03-31-2017 09:52 AM #27 matuloo (Legendary Moderator)

Quote Originally Posted by popodita View Post
Hi, I am new to the affiliate marketing game, how new? I just know what CPA meant last Thursday...and I just signed up for the STM account yesterday.

I was pointed to go for mobile marketing by using instructions on the famous "The Appetizer" thread since I have a small budget $3,000. The Appetizer specifically said to use Go2Mobi and the Smaato exchange.... now if that is now DEAD... do you guys have advice on what Newbies with a limited budget should start on so that at least I can learn how to split test, optimization, tracking, etc and still have a chance of success?? I recently had a new baby and lost my job at the same time, so this is my second act in life that I hope will work. Please help!
Your best bet is to go with POP sources now, focus on 3G traffic and PIN submit offers. More info here: https://stmforum.com/forum/showthrea...o-promote-them


03-31-2017 02:44 PM #28 auditor (Member)

Quote Originally Posted by johna5150 View Post
As far as CPC email vendors, ... PCH Media ... If you guys want, I’ll dig up the specific business cards I got at ASW and post the contact info.
PCH, yes please!

(I have reached out to HasTraffic, Matomy and Mark at Vrume. Would be great to offer these all in one consolidated UI.)


03-31-2017 02:52 PM #29 auditor (Member)

Quote Originally Posted by johna5150 View Post
As far as CPC email vendors, ... PCH Media ... If you guys want, I’ll dig up the specific business cards I got at ASW and post the contact info.
PCH, yes please!

(I have reached out to HasTraffic, Matomy and Mark at Vrume. Would be great to offer these all in one consolidated UI.)


05-23-2017 03:21 PM #30 jessejames (Member)

Quote Originally Posted by matuloo View Post

2. Even Smaato can still work, but it's quite a pain in the ass to optimize it. Let me tell you how to approach it.

The key is to realize that the good placements now require much higher bids to even enter the bidding for them. If you don't bid high enough, you won't get any traffic from them. At the same time, when bidding high, you are getting all the traffic from the poor spots and at a high price.

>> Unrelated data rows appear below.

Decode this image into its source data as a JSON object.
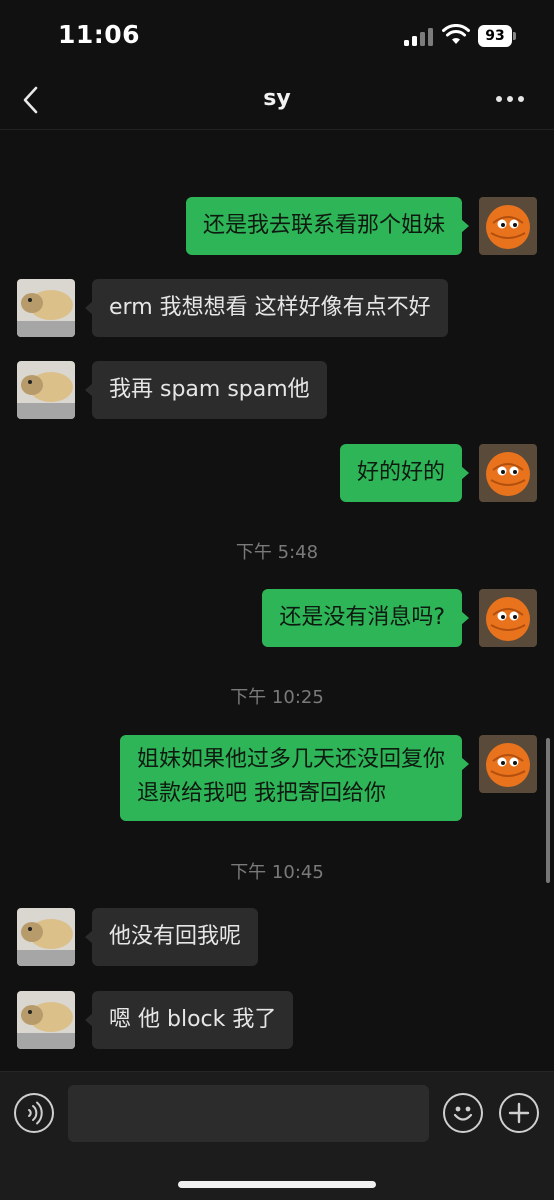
{
  "status_bar": {
    "time": "11:06",
    "battery": "93"
  },
  "nav": {
    "title": "sy"
  },
  "messages": [
    {
      "side": "right",
      "text": "还是我去联系看那个姐妹"
    },
    {
      "side": "left",
      "text": "erm 我想想看 这样好像有点不好"
    },
    {
      "side": "left",
      "text": "我再 spam spam他"
    },
    {
      "side": "right",
      "text": "好的好的"
    },
    {
      "type": "timestamp",
      "text": "下午 5:48"
    },
    {
      "side": "right",
      "text": "还是没有消息吗?"
    },
    {
      "type": "timestamp",
      "text": "下午 10:25"
    },
    {
      "side": "right",
      "lines": [
        "姐妹如果他过多几天还没回复你",
        "退款给我吧 我把寄回给你"
      ]
    },
    {
      "type": "timestamp",
      "text": "下午 10:45"
    },
    {
      "side": "left",
      "text": "他没有回我呢"
    },
    {
      "side": "left",
      "text": "嗯 他 block 我了"
    }
  ],
  "input": {
    "value": "",
    "placeholder": ""
  },
  "icons": {
    "back": "chevron-left-icon",
    "more": "more-dots-icon",
    "voice": "voice-icon",
    "emoji": "emoji-icon",
    "plus": "plus-icon"
  },
  "colors": {
    "background": "#111111",
    "bubble_self": "#2db558",
    "bubble_other": "#2c2c2c",
    "input_bar": "#1c1c1c"
  }
}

The only way to handle this is by using blacklists/whitelists. When working with a DSP, you don't want to have a winrate above certain %, because there is only so much traffic you want from a placement. Based on my tests, 25%-30% was the max I wanted to achieve, let's use it as a benchmark # for now.

So to put it in a simple way, you need to create several whitelist campaigns, that contain spots with similar winrates at a certain bid. The easiest way to do this is to have 1 testing campaign, where you will be raising the bid and watching the winrates. As soon as some placements reach 25%-30% winrate, you create a whitelist campaign for them and move them here. Then you blacklist these placements in the original campaign, raise the bid a bit and look for next batch of placements that reach the benchmark CTR … then create a whitelist campaign for those … and repeat. Once you have these groups narrowed down, you optimize them in a standard way.

This was the only way I was still able to make a profitable campaign with Smaato. However, the process was too labor intensive so I stopped doing it. It could still be an option for some affiliates thou, that's why I laid the method out.

Won't autobid on i.e. go2mobi or other DSPs do this for you? I thought part og the algo there was to bid to get a certain Win rate vs. the bidding landscape on a placement. Maybe Go2Mobi or other DSPs could comment?


05-29-2017 08:52 PM #31 matuloo (Legendary Moderator)

Quote Originally Posted by jessejames View Post
Won't autobid on i.e. go2mobi or other DSPs do this for you? I thought part og the algo there was to bid to get a certain Win rate vs. the bidding landscape on a placement. Maybe Go2Mobi or other DSPs could comment?
Autobid will usually just make more money for the network, I don't use them unless it's the only way.


08-18-2017 10:01 AM #32 johnnyx (Member)

Is there a recent newbie-guide for display traffic?